The term “public health nurse” was initially coined by Lillian Wald, who had believed that the primary role of the public health nurses consisted not only of taking care of patients that are sick but also dealing with economic and social problems of their patients. Lillian Wald was successful in putting an emphasis on the dignity of human beings, regardless of their social status while the majority of social commentators of the end of the nineteenth century thought that the poor were responsible for their own poverty and illnesses (Fee & Bu, 2010, p. 1206).
Furthermore, in 1985 Wald established the Henry Street Nurses’ Settlement, which included nurses providing care services across New York. The Settlement transformed into the Visiting Nurse Service of New York, a non-profit organization that provides high-quality health care.
How the Standards of Practice Are Met
Regardless of practice setting, the primary role of a nurse has always been the provision of safe patient care. However, safe patient care is only possible with the availability of a suitable number of registered nurses that possess an appropriate number of skills for providing care. The core function of safe patient care is met with the availability of proper policies, procedures, the supply of proper equipment, as well as the mix of effective nursing skills among nurses.

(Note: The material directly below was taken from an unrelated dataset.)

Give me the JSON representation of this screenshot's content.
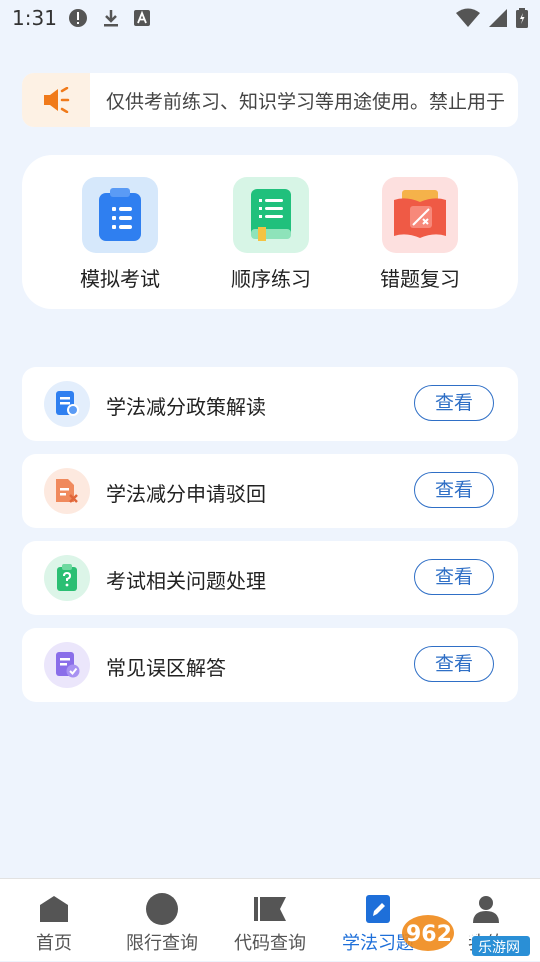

Since public health nursing is a practice, which is entirely focused on population, the population in question is the one that requires some improvements both in health and social conditions. It is also important to mention that the early public health nurses saw themselves as protectors and advocates of such vulnerable groups. The vulnerable groups included the elderly that lacked care, the homeless, teenage mothers, the disables, as well as individuals at high risk of a disease (Kulbok, Thatcher, Park, & Meszaros, 2012, para. 4).

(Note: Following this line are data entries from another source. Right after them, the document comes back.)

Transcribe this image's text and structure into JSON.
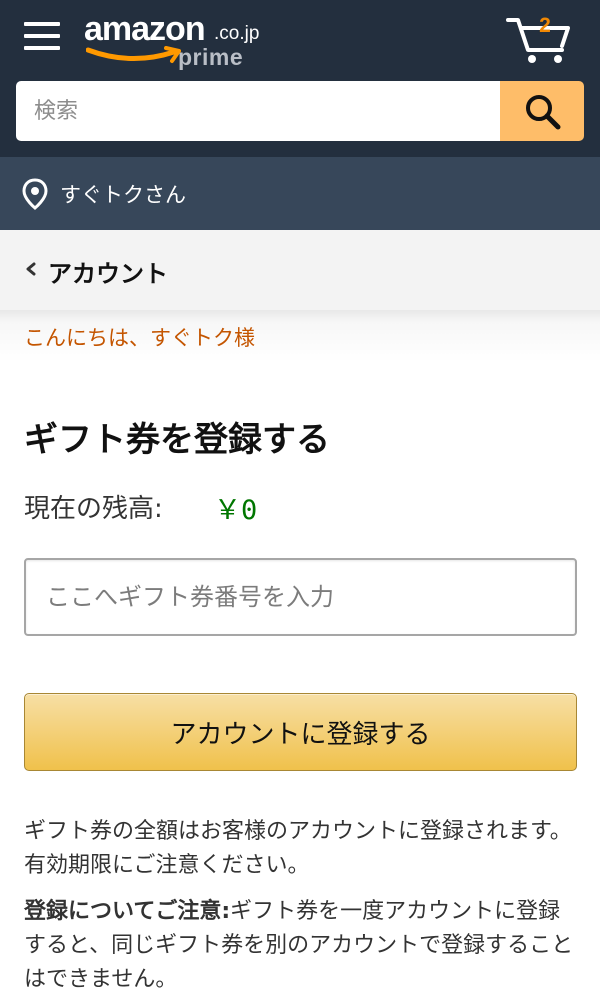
{
  "header": {
    "logo": {
      "brand": "amazon",
      "tld": ".co.jp",
      "tier": "prime"
    },
    "cart_count": "2",
    "icons": {
      "menu": "hamburger-menu-icon",
      "cart": "cart-icon",
      "search": "search-icon",
      "location": "location-pin-icon",
      "back": "chevron-left-icon"
    }
  },
  "search": {
    "placeholder": "検索",
    "value": ""
  },
  "location": {
    "label": "すぐトクさん"
  },
  "nav": {
    "back_label": "アカウント"
  },
  "greeting": "こんにちは、すぐトク様",
  "main": {
    "title": "ギフト券を登録する",
    "balance_label": "現在の残高:",
    "balance_value": "￥0",
    "code_placeholder": "ここへギフト券番号を入力",
    "code_value": "",
    "redeem_button": "アカウントに登録する",
    "note_1": "ギフト券の全額はお客様のアカウントに登録されます。有効期限にご注意ください。",
    "note_2_bold": "登録についてご注意:",
    "note_2_text": "ギフト券を一度アカウントに登録すると、同じギフト券を別のアカウントで登録することはできません。"
  },
  "colors": {
    "header_bg": "#232f3e",
    "location_bg": "#37475a",
    "search_button": "#febd69",
    "greeting_text": "#c45500",
    "balance_text": "#007600",
    "button_gradient_top": "#f7dfa5",
    "button_gradient_bottom": "#f0c14b",
    "cart_count": "#f08804"
  }
}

The development of public health nursing in its early stages involved specific interventions in sanitation targeted at effectively preventing the spreading of illness. However, the current public health nursing is faced with an issue of including effective interventions that will be beneficial in showing rapid results. On the other hand, public health nursing uses mapping in order to design interventions targeted at battling with a disease in a specific region, like, for instance, the intervention to address tobacco abuse by the Virginian youth (Kulbok et al., 2012, para. 13).
Levels of Practice
Public health nursing takes into consideration all levels of health care prevention; however, there is a preference for the primary level of practice. On the primary prevention level, public health nursing relates to promoting the healthy lifestyle, protecting the community from a potential spreading of illness, and, lastly, preventing the illness from initially appearing. On the secondary care level, there is a focus on the detection and treatment of an issue in the earliest stage of its development. On the tertiary level of care, public health nursing aims to prevent the already existing illnesses from further complications (Public Health Nursing Practice Model, n.d., p. 1).

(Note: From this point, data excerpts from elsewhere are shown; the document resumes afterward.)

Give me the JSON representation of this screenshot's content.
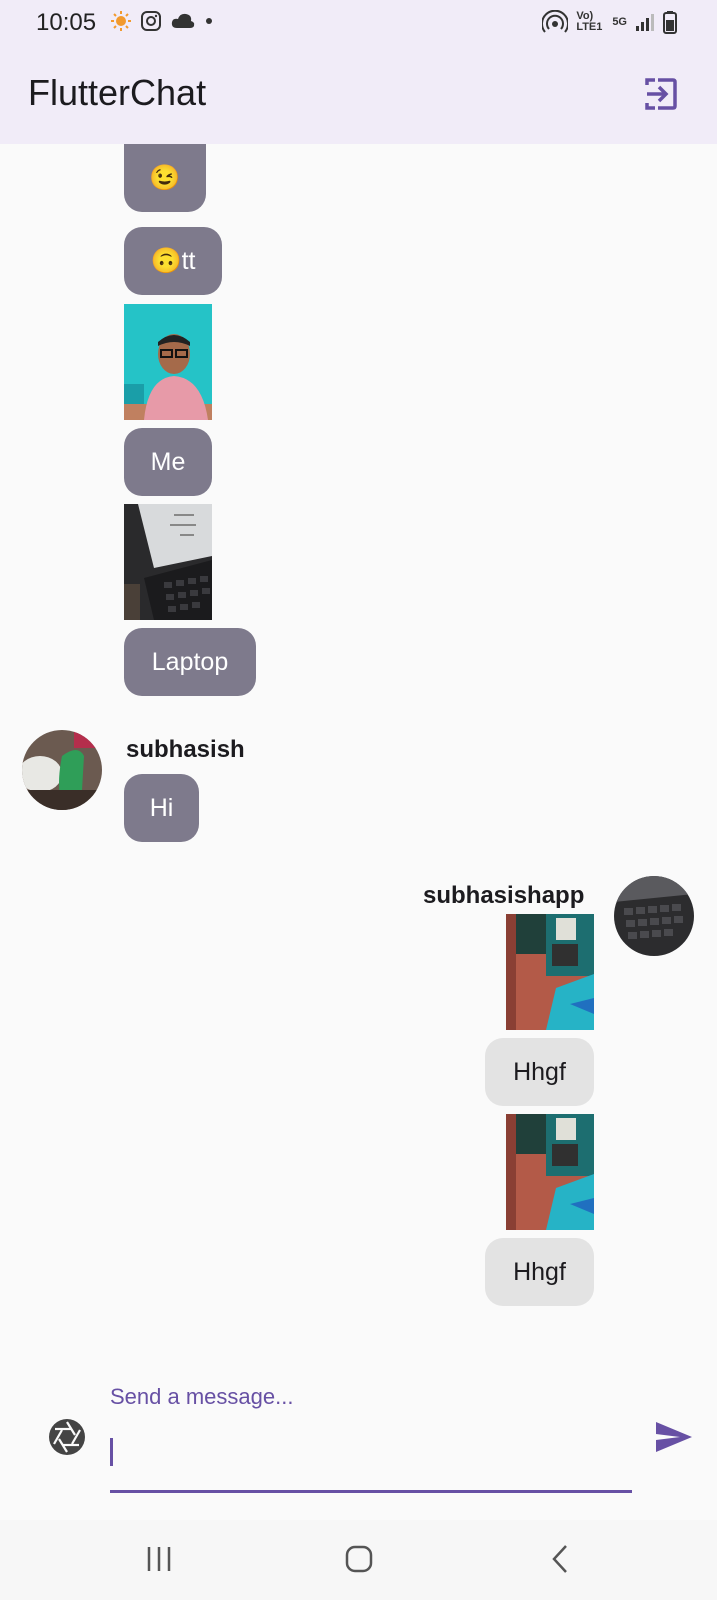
{
  "status_bar": {
    "time": "10:05",
    "left_icons": [
      "sun-icon",
      "instagram-icon",
      "cloud-icon",
      "dot-icon"
    ],
    "right_icons": [
      "hotspot-icon",
      "volte-icon",
      "5g-icon",
      "signal-icon",
      "battery-icon"
    ],
    "volte_label": "Vo) LTE1",
    "net_label": "5G"
  },
  "app_bar": {
    "title": "FlutterChat",
    "logout_icon": "logout-icon"
  },
  "messages": [
    {
      "type": "text",
      "side": "other",
      "text": "😉"
    },
    {
      "type": "text",
      "side": "other",
      "text": "🙃tt"
    },
    {
      "type": "image",
      "side": "other",
      "desc": "selfie photo"
    },
    {
      "type": "text",
      "side": "other",
      "text": "Me"
    },
    {
      "type": "image",
      "side": "other",
      "desc": "laptop photo"
    },
    {
      "type": "text",
      "side": "other",
      "text": "Laptop"
    },
    {
      "type": "text",
      "side": "other",
      "username": "subhasish",
      "text": "Hi"
    },
    {
      "type": "image",
      "side": "me",
      "username": "subhasishapp",
      "desc": "room photo"
    },
    {
      "type": "text",
      "side": "me",
      "text": "Hhgf"
    },
    {
      "type": "image",
      "side": "me",
      "desc": "room photo"
    },
    {
      "type": "text",
      "side": "me",
      "text": "Hhgf"
    }
  ],
  "users": {
    "other": "subhasish",
    "me": "subhasishapp"
  },
  "input": {
    "label": "Send a message...",
    "value": "",
    "camera_icon": "camera-icon",
    "send_icon": "send-icon"
  },
  "nav_bar": {
    "icons": [
      "recents-icon",
      "home-icon",
      "back-icon"
    ]
  },
  "colors": {
    "app_bar_bg": "#f1ecf8",
    "accent": "#6750a4",
    "other_bubble": "#7e7a8c",
    "my_bubble": "#e3e3e3"
  }
}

The two factors that affect the public health ethics include the protection of the community and the individual rights of patients, like, for example, their right to smoke. While the professional conduct of public health nurses requires the duty of care and beneficence, the patients’ autonomy and human rights can be breached in the performance of the duty of care.
Fee, E., & Bu, L. (2010). The origins of public health nursing: The Henry Street visiting nurse service. Am J Public Health, 100(7), 1206-1207.
Kulbok, P., Thatcher, E., Park, E., & Meszaros, P. (2012). Evolving public health nursing roles: Focus on community participatory health promotion and prevention. Web.
Public Health Nursing Practice Model. (n.d.). Web.